# Main Script

In [None]:
import fire
import torch
import numpy as np
from datasets import load_dataset, load_metric
from transformers import AutoTokenizer, AutoModelForSeq2SeqLM

import transformers
from transformers import (
    AutoConfig,
    AutoModelForSeq2SeqLM,
    AutoTokenizer,
    DataCollatorForSeq2Seq,
    HfArgumentParser,
    Seq2SeqTrainer,
    Seq2SeqTrainingArguments,
    set_seed,
)

import evaluate
import os
from datetime import date

id2label = {0:'entailment', 1:'neutral', 2:'contradiction'}
label2id = {'entailment':0, 'neutral':1, 'contradiction':2}
num_labels = len(id2label)
max_target_length = 5

def preprocess_snli_batch(examples):
    premises = examples['premise']
    hypotheses = examples['hypothesis']
    labels = examples['label']

    def generate_input(_premise, _hypothesis):
        return " ".join(["premise:", _premise, "hypothesis:", _hypothesis])

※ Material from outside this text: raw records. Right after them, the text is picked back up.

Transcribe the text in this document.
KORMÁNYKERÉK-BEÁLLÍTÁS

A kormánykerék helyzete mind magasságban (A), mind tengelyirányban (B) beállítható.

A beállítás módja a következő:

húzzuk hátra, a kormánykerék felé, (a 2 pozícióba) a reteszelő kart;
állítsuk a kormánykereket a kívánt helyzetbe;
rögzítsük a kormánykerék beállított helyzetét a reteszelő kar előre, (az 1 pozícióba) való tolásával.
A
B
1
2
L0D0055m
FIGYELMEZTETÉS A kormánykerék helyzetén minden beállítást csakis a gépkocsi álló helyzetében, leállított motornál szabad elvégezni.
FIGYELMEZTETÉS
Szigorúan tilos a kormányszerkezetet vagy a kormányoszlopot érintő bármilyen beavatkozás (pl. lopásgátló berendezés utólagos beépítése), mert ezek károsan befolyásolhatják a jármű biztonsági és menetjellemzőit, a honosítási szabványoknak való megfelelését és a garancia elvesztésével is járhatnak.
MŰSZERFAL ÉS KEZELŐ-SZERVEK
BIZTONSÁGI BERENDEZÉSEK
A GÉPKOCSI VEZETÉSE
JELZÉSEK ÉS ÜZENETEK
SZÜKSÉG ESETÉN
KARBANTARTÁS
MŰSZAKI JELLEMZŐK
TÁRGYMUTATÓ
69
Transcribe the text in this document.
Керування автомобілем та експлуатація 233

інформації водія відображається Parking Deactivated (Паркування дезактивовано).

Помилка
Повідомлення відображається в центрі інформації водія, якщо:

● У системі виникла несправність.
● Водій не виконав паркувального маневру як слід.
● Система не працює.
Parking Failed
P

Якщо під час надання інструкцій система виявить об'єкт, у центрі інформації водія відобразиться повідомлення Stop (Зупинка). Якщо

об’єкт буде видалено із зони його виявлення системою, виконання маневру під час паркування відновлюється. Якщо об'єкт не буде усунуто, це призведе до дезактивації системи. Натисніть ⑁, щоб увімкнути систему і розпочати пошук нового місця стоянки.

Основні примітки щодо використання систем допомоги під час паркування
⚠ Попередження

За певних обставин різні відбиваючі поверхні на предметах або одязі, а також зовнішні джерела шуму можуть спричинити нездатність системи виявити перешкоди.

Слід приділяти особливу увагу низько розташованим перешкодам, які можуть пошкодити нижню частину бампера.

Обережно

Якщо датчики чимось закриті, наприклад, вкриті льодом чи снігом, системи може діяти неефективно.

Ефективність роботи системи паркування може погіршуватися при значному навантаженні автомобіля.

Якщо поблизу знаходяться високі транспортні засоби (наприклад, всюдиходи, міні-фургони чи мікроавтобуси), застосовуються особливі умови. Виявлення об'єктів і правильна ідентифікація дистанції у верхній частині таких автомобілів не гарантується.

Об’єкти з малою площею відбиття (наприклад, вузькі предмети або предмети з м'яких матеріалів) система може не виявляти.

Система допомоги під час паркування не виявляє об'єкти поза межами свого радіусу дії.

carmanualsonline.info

    inputs = [generate_input(premise, hypothesis) for premise, hypothesis in zip(premises, hypotheses)]
    targets = [id2label[label] if (label) in range(num_labels) else "" for label in labels]
    return inputs, targets

def convertlabels2ids(example):
    example['label'] = label2id[example['label']]
    return example
    

def log_and_save_results(
    res,
    results_dir = "../res",
    outfile_name = "snli_model_performances.csv"
):
    outfile_path = os.path.join(results_dir, outfile_name)

    if not os.path.exists(results_dir): os.mkdir(results_dir)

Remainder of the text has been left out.